The first screw—the big one—went in easily. As Danny turned the setting tool, the trimmed and prepared lengths of bone drew together as if pulled by a gentle and benign magnet. The second screw—the one to mate the fracture closer to the hoof—began to slip. “Push against what I’m doing for a second, Maggie. All I need is the slightest bit of grab here. Easy, honey—there... good. Real good.”
It was finished.
The tagging of flesh together with sutures was a first-year vet school exercise. Danny fell back from the hunched position he’d held for t
he last hour and more and blinked rapidly, his eyes as fatigued as his hands. “Whew,” he grunted.
Maggie leaned over Danny, her hand, now trembling, moving a sweaty hank of hair from his forehead. She kissed him, her lips barely touching his; the sweet contact was almost frightening in its intensity. She moved her mouth a part of an inch from his. “Thank you, Danny,” she breathed. “Thank you for what you’ve done for Dancer and for who you are.”
“Whoa,” Tessa murmured as she led Dakota and Turnip on short lines past Dancer’s stall.
Maggie and Danny blushed instantaneously and in perfect unison said, “Tessa...”
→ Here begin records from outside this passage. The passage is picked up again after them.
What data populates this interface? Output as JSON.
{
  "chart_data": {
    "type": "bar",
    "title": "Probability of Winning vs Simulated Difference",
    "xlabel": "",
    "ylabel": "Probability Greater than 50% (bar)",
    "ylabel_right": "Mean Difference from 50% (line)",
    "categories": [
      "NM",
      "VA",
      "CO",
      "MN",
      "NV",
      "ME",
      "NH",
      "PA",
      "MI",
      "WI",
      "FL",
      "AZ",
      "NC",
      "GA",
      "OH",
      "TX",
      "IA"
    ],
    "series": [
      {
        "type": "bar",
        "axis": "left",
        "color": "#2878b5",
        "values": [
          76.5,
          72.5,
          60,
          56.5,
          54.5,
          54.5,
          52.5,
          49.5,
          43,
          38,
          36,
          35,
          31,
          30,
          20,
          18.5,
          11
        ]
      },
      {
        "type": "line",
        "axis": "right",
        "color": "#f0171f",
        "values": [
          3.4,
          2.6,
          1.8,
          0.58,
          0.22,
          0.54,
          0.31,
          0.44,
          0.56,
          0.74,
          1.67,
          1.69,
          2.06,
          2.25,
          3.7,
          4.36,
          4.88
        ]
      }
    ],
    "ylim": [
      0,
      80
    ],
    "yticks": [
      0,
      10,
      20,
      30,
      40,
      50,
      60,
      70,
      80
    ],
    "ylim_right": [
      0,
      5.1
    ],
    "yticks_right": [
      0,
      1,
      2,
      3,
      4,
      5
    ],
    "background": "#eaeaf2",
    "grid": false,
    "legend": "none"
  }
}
“I know, I know,” the girl said. “I didn’t see a thing, but even if I had, I’d never tell anyone. OK?” She turned the two horses and led them toward the front of the barn.
The reverberation of Danny’s truck and, a moment later, a series of frantic barking broke the moment. Suddenly, Sunday was running full-tilt at Danny, throwing himself at his friend, now whining rather than barking, his tail whipping, his tongue lapping at Danny’s face. Danny hugged the big dog to him like he would a beloved child.
Ian set the casting kit on the floor and lowered a twenty-five-pound bag of Gravy Train dog food next to it. “I didn’t want to take the time to feed Sunday, so I brought his grub with me.” He grinned. “If all those I visit at their homes were as happy to see me as Sunday was, I could help save the entire world.”
Tessa and Ian built a fire in the house as Maggie and Danny worked at the delicate process of layering strips of fiber tape the length of Dancer’s left hind leg and applying the fixing and setting chemicals to the tape. The vet’s heavy-duty electric lanterns provided harsh but more than adequate light. Happy, Dakota, Turnip, and Dusty looked on from their stalls, where they were haltered and secured with lead ropes. Thus far, none had shown signs of founder or stomach distress. When Tessa righted the breached barrel she found that only a few pounds of the protein-rich feed had been consumed—the animals had gotten to the grain not long before their rescuers arrived. The nicks, scrapes, and cuts were relatively minor; Tessa quite competently treated them with a disinfectant wash and a layer of pasty bovine bag balm, referred to by horsemen as the “universal cure for horsehide.”